Axelle Fanyo et Adriano Spampanato font renaître la saison musicale du Musée d’Orsay
Intitulé Abandon, Lâcher prise, ce récital marque une nouvelle étape décisive dans l’actif partenariat instauré entre le Musée d’Orsay et la Fondation Royaumont autour de la formation musicale de jeunes artistes, ce au sein de l’Académie Orsay-Royaumont. La jeune soprano Axelle Fanyo et son pianiste forment un duo musical solide et sont tous deux lauréats de cette Académie. Ils finalisent en cette année 2021/2022 leur cursus de perfectionnement. Leur travail commun autour du lied et de la mélodie auprès de duos de maîtres comme Véronique Gens et Susan Manoff ou encore Christoph Prégardien et Julius Drake a porté ses fruits comme le démontre ce récital. Le programme proposé allie mélodie française, Lied et mélodie américaine. Axelle Fanyo possède une voix opulente de soprano, très charpentée, au médium peut-être encore un peu sourd. Mais les appuis puissants dans le grave, l’aigu solaire qui n’est pas sans évoquer celui de la cantatrice qui fut à l’origine de sa vocation, Jessye Norman, l’investissement constant dans l’interprétation, augurent d’un avenir brillant.
Si les Trois chansons de Bilitis de Claude Debussy qui ouvrent le concert font encore valoir un certain manque d’abandon et de mystère pour pleinement convaincre, les trois mélodies d’Henri Duparc -L’Invitation au voyage, Chanson triste et surtout Au Pays où se fait la guerre, cette dernière d’une grande intensité expressive- démontrent une compréhension complète du texte et de la musique. Plus que l’épauler, Adriano Spampanato au piano apporte à Axelle Fanyo un soutien marqué du sceau des mêmes précieuses qualités esthétiques et du même équilibre.
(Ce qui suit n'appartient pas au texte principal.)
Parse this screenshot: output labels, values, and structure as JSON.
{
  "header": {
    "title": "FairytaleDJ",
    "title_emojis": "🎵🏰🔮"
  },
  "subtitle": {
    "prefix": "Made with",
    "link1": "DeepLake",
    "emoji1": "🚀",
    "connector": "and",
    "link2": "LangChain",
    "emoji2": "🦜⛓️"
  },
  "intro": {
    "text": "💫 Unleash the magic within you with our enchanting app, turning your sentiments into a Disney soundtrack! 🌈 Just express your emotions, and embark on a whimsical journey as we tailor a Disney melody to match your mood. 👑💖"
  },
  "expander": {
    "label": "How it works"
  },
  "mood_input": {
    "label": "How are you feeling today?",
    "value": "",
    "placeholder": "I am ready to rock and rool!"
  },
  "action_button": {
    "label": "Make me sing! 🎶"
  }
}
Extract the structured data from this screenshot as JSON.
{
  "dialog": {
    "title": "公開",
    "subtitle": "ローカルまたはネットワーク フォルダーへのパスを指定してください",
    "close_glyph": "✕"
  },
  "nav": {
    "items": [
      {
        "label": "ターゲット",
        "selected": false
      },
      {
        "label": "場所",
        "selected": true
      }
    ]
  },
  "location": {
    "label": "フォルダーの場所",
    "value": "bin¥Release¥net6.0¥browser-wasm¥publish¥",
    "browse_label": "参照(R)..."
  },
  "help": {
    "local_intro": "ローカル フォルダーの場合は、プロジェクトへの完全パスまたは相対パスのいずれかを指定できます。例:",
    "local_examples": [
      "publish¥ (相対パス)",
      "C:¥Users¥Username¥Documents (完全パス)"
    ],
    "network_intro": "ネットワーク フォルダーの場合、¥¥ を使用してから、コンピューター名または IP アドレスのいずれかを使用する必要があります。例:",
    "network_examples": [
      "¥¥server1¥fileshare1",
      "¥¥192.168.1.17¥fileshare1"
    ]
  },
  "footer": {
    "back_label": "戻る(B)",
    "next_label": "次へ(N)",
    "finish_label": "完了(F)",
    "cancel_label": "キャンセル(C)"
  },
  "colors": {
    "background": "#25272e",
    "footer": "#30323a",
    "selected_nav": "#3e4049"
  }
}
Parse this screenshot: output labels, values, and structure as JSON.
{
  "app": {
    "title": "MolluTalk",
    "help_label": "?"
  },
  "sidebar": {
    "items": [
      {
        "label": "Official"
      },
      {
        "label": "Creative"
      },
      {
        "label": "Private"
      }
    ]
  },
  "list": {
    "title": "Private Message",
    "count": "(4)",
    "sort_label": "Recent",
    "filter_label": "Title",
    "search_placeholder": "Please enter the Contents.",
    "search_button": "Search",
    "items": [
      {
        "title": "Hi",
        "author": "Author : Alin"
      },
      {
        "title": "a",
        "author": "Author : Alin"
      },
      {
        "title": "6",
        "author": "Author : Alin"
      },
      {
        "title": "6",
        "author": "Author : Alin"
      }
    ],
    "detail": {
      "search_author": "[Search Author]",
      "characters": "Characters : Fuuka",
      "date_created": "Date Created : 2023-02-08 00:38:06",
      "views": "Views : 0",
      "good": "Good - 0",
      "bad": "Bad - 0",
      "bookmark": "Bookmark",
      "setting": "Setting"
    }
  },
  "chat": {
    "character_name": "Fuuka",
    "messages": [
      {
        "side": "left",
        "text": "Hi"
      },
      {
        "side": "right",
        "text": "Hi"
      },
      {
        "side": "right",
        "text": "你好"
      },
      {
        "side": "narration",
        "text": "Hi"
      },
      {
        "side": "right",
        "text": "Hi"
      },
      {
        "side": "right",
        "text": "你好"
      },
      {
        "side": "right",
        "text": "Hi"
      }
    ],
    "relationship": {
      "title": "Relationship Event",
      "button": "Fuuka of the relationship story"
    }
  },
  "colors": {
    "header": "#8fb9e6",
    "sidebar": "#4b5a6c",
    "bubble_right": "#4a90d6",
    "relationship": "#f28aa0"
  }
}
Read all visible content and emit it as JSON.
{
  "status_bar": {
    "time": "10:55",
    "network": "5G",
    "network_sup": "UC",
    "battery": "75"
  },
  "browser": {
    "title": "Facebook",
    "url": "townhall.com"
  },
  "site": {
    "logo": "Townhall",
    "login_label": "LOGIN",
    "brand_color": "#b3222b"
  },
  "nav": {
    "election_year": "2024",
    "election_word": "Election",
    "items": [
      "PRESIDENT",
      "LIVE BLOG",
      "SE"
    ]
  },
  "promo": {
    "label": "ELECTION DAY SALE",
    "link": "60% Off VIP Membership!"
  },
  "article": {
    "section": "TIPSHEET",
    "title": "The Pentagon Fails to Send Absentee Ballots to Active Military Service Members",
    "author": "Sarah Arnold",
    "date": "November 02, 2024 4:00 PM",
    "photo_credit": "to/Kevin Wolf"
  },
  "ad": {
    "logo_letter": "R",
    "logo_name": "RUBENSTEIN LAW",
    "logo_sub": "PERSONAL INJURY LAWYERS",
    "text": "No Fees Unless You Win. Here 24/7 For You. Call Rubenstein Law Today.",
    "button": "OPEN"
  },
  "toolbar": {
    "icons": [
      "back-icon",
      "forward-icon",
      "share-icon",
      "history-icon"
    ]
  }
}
Dans la pièce pour piano seul de Déodat de Séverac, Les Naïades et le faune indiscret, sorte de danse nocturne, ce dernier trouve les accents les plus justes pour conter cette partie indiscrète de cache-cache entre les ravissantes Naïades et le Faune, page musicale bien ancrée dans l’esprit de l’époque mais par ailleurs fort représentative de la liberté de ton développée par le compositeur occitan.
Hugo Wolf et Johannes Brahms font apparaître les affinités certaines de la cantatrice avec le Lied allemand, affinités qui s’affirmeront avec le temps et l’expérience. Trois chansons autour de l’enfance de Charles Ives -L’heure des enfants sur un merveilleux poème empli de sérénité d’Henry Wadsworth Longfellow, bien connu des écoliers américains, Chanson nocturne, puis Les chansons que ma mère m’apprenait sur un texte d’Adolf Heyduk-, permettent à Axelle Fanyo de dévoiler d’autres aspects plus intimistes et sensibles de sa personnalité. Issus du cycle de 12 mélodies composées par Aaron Copland pour chant et piano sur des poèmes d’Emily Dickinson -Mon cœur, nous l’oublierons et Je monte au ciel- viennent inscrire le programme dans des zones plus sombres, plus pessimistes, dont les deux artistes donnent une interprétation poignante et soignée.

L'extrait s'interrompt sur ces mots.